Senior looked once more at his glass.
“Well, you’ve eaten a load of them. Genetically modified organisms. Unless you’re hooked up with an organic shared farming operation, you’ve eaten plenty of transgenic maize. Genetically altered corn. High-yield corn. More specific to this discussion, pest-resistant corn. Heard of a thing called a European corn borer? No, no reason why you should unless you’re a farmer. Far back as 1938, in France, they were spraying corn with something called Bacillus thuringiensis. Bt. A naturally occurring biotoxin that kills beetles, flies, moths, butterflies, and the European corn borer. Problem with a spray is, it wears off the surface. If you could get the stuff inside the corn, then you’d be set. Corn borer eats corn with Bt in it and it ends up with holes in its digestive tract. Dies. Bt, it contains two classes of toxins: cytolysins, or Cyt toxins, and crystal delta-endotoxins, or Cry toxins. Those are the ones that kill the corn borers. Smart people, they identified the genes encoding the Cry proteins.”
Park licked dry lips.
Senior picked a new thread from his bathrobe.
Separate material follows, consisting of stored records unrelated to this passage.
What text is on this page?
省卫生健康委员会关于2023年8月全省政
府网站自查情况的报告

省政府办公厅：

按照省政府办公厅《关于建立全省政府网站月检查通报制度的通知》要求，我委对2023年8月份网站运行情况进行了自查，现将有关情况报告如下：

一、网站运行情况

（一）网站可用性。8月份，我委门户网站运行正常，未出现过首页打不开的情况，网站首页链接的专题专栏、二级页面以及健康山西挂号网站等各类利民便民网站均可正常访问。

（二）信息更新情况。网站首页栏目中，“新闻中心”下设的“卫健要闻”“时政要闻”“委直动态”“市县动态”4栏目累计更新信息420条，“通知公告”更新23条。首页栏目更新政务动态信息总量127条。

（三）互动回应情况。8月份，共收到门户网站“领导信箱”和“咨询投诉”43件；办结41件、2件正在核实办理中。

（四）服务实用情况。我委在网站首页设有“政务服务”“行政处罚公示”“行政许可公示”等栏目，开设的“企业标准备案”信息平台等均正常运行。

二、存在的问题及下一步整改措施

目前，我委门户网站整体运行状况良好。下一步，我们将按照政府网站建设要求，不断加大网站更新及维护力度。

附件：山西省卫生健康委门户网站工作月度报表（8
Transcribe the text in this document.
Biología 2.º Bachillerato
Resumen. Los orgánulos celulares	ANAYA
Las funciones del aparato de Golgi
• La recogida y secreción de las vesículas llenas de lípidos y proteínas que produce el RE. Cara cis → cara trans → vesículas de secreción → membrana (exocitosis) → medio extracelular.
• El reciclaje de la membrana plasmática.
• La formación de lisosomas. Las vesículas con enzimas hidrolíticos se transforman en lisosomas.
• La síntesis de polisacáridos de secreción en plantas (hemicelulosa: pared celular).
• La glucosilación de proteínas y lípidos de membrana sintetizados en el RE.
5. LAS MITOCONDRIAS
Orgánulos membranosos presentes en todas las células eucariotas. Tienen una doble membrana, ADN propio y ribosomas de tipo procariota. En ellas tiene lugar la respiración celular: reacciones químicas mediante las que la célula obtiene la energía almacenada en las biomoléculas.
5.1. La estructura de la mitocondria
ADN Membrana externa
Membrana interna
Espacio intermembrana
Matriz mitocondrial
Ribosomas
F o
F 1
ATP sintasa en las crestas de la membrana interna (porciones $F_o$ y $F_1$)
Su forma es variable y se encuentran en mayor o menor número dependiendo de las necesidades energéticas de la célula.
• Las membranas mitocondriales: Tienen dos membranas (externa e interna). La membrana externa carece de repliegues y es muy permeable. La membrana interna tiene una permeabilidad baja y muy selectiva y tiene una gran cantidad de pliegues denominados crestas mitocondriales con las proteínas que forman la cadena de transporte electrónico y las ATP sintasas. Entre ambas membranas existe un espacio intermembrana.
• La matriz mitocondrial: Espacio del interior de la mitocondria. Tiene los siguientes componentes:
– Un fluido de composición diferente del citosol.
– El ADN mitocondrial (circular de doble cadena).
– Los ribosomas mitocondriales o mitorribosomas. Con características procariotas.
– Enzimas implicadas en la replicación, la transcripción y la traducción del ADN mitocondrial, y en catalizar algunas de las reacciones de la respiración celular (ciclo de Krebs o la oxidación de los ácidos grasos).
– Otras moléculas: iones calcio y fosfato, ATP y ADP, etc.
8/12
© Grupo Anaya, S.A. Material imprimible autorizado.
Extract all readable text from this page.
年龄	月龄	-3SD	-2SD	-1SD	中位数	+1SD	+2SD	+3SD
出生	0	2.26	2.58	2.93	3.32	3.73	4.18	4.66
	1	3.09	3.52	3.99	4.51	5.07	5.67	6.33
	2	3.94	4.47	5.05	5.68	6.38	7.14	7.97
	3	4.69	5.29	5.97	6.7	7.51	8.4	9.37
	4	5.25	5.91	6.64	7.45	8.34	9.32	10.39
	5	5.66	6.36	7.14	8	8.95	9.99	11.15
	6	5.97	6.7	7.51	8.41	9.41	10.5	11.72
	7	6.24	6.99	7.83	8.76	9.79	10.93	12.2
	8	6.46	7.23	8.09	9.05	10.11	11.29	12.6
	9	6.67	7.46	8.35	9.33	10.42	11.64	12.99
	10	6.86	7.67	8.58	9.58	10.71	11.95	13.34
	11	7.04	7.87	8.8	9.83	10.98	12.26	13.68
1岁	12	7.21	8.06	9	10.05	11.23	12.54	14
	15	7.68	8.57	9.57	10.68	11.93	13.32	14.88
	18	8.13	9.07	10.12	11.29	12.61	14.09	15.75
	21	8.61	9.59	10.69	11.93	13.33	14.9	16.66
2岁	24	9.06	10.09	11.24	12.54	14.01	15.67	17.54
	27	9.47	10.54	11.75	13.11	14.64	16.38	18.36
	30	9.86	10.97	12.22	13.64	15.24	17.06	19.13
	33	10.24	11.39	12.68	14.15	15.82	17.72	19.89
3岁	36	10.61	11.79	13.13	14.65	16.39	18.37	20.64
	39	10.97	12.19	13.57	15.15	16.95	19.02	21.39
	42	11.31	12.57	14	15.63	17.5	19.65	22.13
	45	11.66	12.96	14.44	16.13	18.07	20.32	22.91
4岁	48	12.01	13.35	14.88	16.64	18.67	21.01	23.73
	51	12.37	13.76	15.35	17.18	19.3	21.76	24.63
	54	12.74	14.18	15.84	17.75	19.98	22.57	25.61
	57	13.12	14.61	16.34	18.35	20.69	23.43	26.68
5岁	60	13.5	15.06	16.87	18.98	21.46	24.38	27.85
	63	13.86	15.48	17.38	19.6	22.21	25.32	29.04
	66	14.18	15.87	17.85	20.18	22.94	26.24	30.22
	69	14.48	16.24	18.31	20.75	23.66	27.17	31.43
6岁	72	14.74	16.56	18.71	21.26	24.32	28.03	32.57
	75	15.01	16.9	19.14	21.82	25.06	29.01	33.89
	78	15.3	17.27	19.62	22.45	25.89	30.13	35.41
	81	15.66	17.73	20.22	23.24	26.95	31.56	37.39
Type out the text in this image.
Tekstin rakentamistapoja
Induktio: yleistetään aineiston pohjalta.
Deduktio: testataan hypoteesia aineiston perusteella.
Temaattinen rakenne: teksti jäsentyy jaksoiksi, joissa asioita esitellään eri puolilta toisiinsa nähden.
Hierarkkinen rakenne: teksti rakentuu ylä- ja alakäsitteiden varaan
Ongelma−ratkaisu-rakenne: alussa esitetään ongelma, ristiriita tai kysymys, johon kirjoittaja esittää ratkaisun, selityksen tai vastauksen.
“Yes, proteins; it’s all about proteins. Cry9C is a pesticidal protein, a naturally occurring product of Bt. But it can be produced as a designed material. And introduced to the genetic code of regular old-fashioned corn. And it was. There were a few fusses about it, fears that people were reacting to the Cry9C, allergies, but nobody died, the fuss faded. And what people didn’t realize was that it was far too late to go back anyhow. Hell, by 1999 thirty percent of all corn, globally I’m saying, was Bt-modified. Sure, there were concerns around the turn of the century; Cry9C corn was supposed to be limited to nonhuman consumption. But if you use it for feed, and humans eat the animals, well, proteins don’t die. They don’t wear out. They just are. By 2008 it was all moot. Between world hunger and ethanol, the market for corn was booming. In August ’08 the FDA proposed eliminating all safety limits on Bt toxins in transgenic foods. And soon after it was so. Even if they hadn’t, the horse was out of the barn. In 2001, down in Mexico, transgenic artificial DNA had been found in traditional cornfields. It was spreading, cross-pollinating. Anyhow, Cry9C wasn’t the issue. It was Cry9E.”